Valuable information learned at this year's conference:
1)
The Photobook: A History Volume 3 will be published next year! I am a big fan of volumes 1-2 as envious as they make me of Martin Parr's book collection. Who wouldn't love a publication that prints photographs of opened books like this:
Daido Moriyama,
Bye Bye Photography, 1972
2) Speaking of Mr. Parr, he is an endearing lecturer (by far my favorite talk of the conference). He showed his undergraduate school installation of photographs displayed in a living room, discussed
Bad Weather at length, and his infatuation with collecting political ephemera, Saddam Hussein watches (he owns 85) and Osama bin Laden paraphernalia.
So Long Osama Blood Orange Soda was the biggest oddity. Throughout most of the lecture, I dreamed of where Martin Parr stores all his objects (what does his house look like? how does he organize them? does he have room for more?).
Martin Parr from
Parrworld: Objects and Postcards
He also
stressed that he is photographing fictions not realities as he
intentionally captured litter at its worst in the image
below.
Martin Parr from
The Last Resort, 1983-85
I immediately placed
Autoportrait on my interlibrary loan list when returning. Ending his lecture standing under a photograph of his head superimposed on a muscle man's body was the perfect conclusion coming from a soft spoken Englishman who excused himself for "having a frog" in the middle of his lecture.
Martin Parr
from
Autoportrait
3) Garry Winogrand is on everyone's mind since his first
retrospective in 25 years opened at SFMOMA. I tend to love the photographers who make/made work vastly different from mine and he is no exception. Cass Fey and Leslie Calmes delivered an informative lecture on his archive at the Center for Creative Photography. His contact sheets are labeled PD if they are posthumously developed. If a print is made from one of those thousands of undeveloped rolls of film he left after he died, it can never be sold or de-accessioned. It exists only in the CCP archives. Small facts about printing work posthumously that I had always wondered about.
Garry Winogrand's
Women are Beautiful on view at the Art Institute
4) Why or why wasn't Kate Palmer Albers teaching the history of photography at University of Arizona when I was in graduate school? Her lecture
Abundant Images and the Collective Sublime resonated with me on so many levels. She discussed one of my favorite contemporary photography installations:
Erik Kessels, printing every photograph uploaded onto Flickr in a 24 hour period (image
via)
Kessels piece, Penelope Umbrico's millions of sunsets,
Mark Klett and Byron Wolfe's 100 Setting Suns at the Grand Canyon, and
Gerhard Richter's Atlas were her primary examples of artists establishing mass.
Penelope Umbrico,
Suns from Sunsets from Flickr, 2006-ongoing
These artists obsessively mark time with photography. She also stressed that the "self-archive is rapidly gaining headway" as a viable form of art. Albers' talk validated my current interests in masses of objects and introduced me to new artists like
Hasan Elahi who explore surveillance and tracking in a contemporary way.
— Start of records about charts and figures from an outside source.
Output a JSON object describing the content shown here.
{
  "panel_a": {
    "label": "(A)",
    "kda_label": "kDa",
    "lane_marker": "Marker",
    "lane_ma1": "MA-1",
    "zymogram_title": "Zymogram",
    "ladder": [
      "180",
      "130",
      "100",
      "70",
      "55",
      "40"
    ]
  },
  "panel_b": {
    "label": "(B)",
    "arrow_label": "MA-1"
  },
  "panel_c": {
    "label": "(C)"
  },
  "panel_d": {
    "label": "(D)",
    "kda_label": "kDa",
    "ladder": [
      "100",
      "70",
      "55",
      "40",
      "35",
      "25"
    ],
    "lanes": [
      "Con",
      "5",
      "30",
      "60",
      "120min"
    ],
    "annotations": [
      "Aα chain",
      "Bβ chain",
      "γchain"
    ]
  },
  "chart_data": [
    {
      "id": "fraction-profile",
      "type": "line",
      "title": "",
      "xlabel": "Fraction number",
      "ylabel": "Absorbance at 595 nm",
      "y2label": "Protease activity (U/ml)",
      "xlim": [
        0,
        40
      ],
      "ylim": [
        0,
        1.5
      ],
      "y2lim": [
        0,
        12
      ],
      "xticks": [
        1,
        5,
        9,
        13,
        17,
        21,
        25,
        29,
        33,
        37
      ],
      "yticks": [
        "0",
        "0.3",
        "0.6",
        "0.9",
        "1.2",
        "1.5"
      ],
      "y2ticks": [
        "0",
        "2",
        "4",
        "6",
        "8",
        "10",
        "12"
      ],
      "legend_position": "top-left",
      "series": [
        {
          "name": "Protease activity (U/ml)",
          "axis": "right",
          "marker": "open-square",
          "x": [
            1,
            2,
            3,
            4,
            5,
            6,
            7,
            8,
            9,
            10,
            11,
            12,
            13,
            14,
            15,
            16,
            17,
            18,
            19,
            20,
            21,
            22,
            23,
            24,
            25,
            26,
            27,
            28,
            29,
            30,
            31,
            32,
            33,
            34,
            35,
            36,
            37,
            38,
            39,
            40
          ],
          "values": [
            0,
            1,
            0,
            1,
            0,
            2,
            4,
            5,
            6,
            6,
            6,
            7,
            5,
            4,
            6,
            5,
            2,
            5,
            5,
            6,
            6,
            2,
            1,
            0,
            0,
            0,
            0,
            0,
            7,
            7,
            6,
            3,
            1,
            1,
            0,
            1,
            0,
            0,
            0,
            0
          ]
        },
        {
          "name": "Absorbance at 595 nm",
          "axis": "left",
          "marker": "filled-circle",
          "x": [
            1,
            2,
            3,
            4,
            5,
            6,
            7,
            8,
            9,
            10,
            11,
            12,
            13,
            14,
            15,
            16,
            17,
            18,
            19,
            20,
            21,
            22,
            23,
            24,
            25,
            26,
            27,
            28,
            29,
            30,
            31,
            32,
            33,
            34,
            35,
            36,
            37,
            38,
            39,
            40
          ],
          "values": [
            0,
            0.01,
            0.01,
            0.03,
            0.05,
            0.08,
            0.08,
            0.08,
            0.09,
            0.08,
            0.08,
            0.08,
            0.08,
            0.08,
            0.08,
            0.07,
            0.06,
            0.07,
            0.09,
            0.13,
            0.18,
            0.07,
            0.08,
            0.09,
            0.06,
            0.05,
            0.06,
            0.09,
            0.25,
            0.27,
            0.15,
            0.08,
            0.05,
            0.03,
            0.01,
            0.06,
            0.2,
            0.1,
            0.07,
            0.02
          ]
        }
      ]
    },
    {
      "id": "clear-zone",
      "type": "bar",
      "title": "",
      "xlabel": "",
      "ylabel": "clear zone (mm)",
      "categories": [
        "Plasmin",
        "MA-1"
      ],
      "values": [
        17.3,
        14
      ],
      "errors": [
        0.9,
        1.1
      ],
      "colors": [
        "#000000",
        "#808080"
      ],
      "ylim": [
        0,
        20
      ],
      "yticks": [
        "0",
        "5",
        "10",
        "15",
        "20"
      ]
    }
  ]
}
5) Richard Misrach's keynote lecture reminded me that I have to watch Spike Lee's follow-up to
When the Levees Broke -
If God is Willing and Da Creek Don't Rise. I've refrained for a few years but after hearing Misrach discuss his latest photographic series,
Petrochemical America, the time has come.
Richard Misrach,
Untitled, February 14, 2012, 6:19 PM
Misrach is getting closer to making portraits of people as he zooms in on the faces of swimmers. He returned to the same hotel room where he photographed
On the Beach (above) with a digital camera and telephoto lens. I don't know how I feel about those and am looking forward to seeing how they are received when he publishes them soon. I am so enamored with the vulnerable human surrounded by the sea (substitute me), I am not sure I want to know their identity.
6) SPE brought so many of my wonderful photo friends to Chicago some of which are pictured below.
James Luckett, Laurie Blakeslee, and Amelia Morris
Adam Neese in the Empire Room
Mark A. Lee after winning the Richard Misrach raffle photograph
Sneaking an image of a famous photographer...
the back of Jerry Uelsmann's head.
Wishing I had a photograph of...
me talking to Richard Misrach about our meeting in 1996.